From my understanding of the definition:
$(G/U,+,\cdot)$ is quotient ring, where the set $G/U=\{a + U \mid a \in G\}\stackrel{?}{=}\{a+b \mid a \in G, b \in U\}$.
For example: $$\mathbb{Z}=\{\dots,-3,-2,-1,0,1,2,3,\dots\}$$ $$6\mathbb{Z}=\{\dots,-18,-12,-6,0,6,12,18,\dots\}$$
Therefore: \begin{align*} \mathbb{Z}/6\mathbb{Z}&=\{a+6\mathbb{Z} \mid a \in \mathbb{Z}\}\\ &=\{\dots,-3+6\mathbb{Z},-2+6\mathbb{Z},-1+6\mathbb{Z},6\mathbb{Z},1+6\mathbb{Z},2+6\mathbb{Z},\dots\}\\ &=\{\dots,-3-12,-3-6,-3,-3+6,-3+12,\dots,2-6,2,2+6,2+12,\dots\}\\ &=\{\dots,-15,-9,-3,3,9,\dots,-4,2,8,14,\dots\} \end{align*}
However, the set $\mathbb{Z}/6\mathbb{Z}$ should be equal to the set $\mathbb{Z}_6=\{0,1,2,3,4,5\}$, which obviously isn't. Where am I doing mistake?
$\mathbb{Z}/6\mathbb{Z} = \{\bar0,\bar1,\bar2,\ldots,\bar 5\} = \{6\mathbb{Z},\; 1+6\mathbb{Z},\; 2+6\mathbb{Z},\;\ldots,\;5+6\mathbb{Z}\}$
or if you prefer
$=\{\{\ldots,-12,-6,0,6,12,18,\ldots\},\{\ldots,-11,-5,1,7,13,\ldots\},\ldots,\{\ldots,-1,5,11,\ldots\}\}$
You cannot just collapse the layers of brackets. $\mathbb{Z}/6\mathbb{Z}$ is a set with six elements; each of these elements is a set with an infinite number of elements (one equivalence class for the congruence-mod-6 equivalence relation). In your question, the equal sign with a "$?$" on top is wrong, and in the last chain of equalities, the third (penultimate) one is wrong.

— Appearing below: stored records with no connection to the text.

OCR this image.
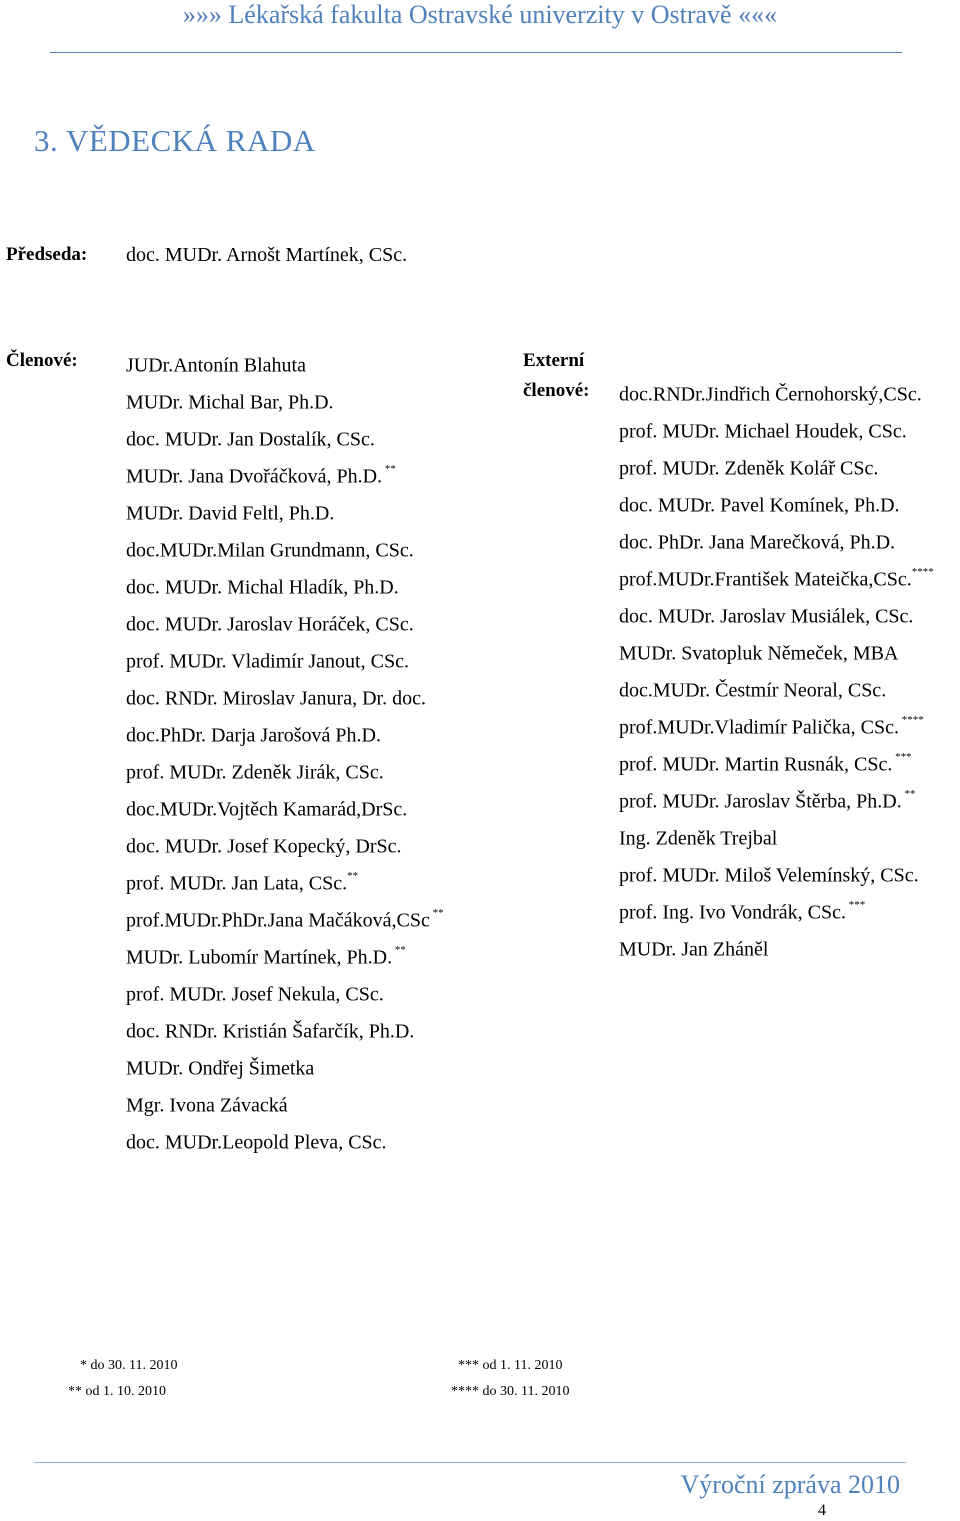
»»» Lékařská fakulta Ostravské univerzity v Ostravě «««
3. VĚDECKÁ RADA
Předseda: doc. MUDr. Arnošt Martínek, CSc.
Členové: JUDr.Antonín Blahuta
MUDr. Michal Bar, Ph.D.
doc. MUDr. Jan Dostalík, CSc.
MUDr. Jana Dvořáčková, Ph.D. **
MUDr. David Feltl, Ph.D.
doc.MUDr.Milan Grundmann, CSc.
doc. MUDr. Michal Hladík, Ph.D.
doc. MUDr. Jaroslav Horáček, CSc.
prof. MUDr. Vladimír Janout, CSc.
doc. RNDr. Miroslav Janura, Dr. doc.
doc.PhDr. Darja Jarošová Ph.D.
prof. MUDr. Zdeněk Jirák, CSc.
doc.MUDr.Vojtěch Kamarád,DrSc.
doc. MUDr. Josef Kopecký, DrSc.
prof. MUDr. Jan Lata, CSc.**
prof.MUDr.PhDr.Jana Mačáková,CSc **
MUDr. Lubomír Martínek, Ph.D. **
prof. MUDr. Josef Nekula, CSc.
doc. RNDr. Kristián Šafarčík, Ph.D.
MUDr. Ondřej Šimetka
Mgr. Ivona Závacká
doc. MUDr.Leopold Pleva, CSc.
Externí
členové: doc.RNDr.Jindřich Černohorský,CSc.
prof. MUDr. Michael Houdek, CSc.
prof. MUDr. Zdeněk Kolář CSc.
doc. MUDr. Pavel Komínek, Ph.D.
doc. PhDr. Jana Marečková, Ph.D.
prof.MUDr.František Mateička,CSc.****
doc. MUDr. Jaroslav Musiálek, CSc.
MUDr. Svatopluk Němeček, MBA
doc.MUDr. Čestmír Neoral, CSc.
prof.MUDr.Vladimír Palička, CSc. ****
prof. MUDr. Martin Rusnák, CSc. ***
prof. MUDr. Jaroslav Štěrba, Ph.D. **
Ing. Zdeněk Trejbal
prof. MUDr. Miloš Velemínský, CSc.
prof. Ing. Ivo Vondrák, CSc. ***
MUDr. Jan Zháněl
* do 30. 11. 2010
** od 1. 10. 2010
*** od 1. 11. 2010
**** do 30. 11. 2010
Výroční zpráva 2010
4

Of course, $\mathbb{Z}/6\mathbb{Z}$ also contains $\bar 6 = 6+6\mathbb{Z}$, but this is the same as $\bar 0 = 6\mathbb{Z}$, and similarly $\bar 7=\bar 1$ and so on (that's the reason for taking the quotient in the first place). There are just six different elements.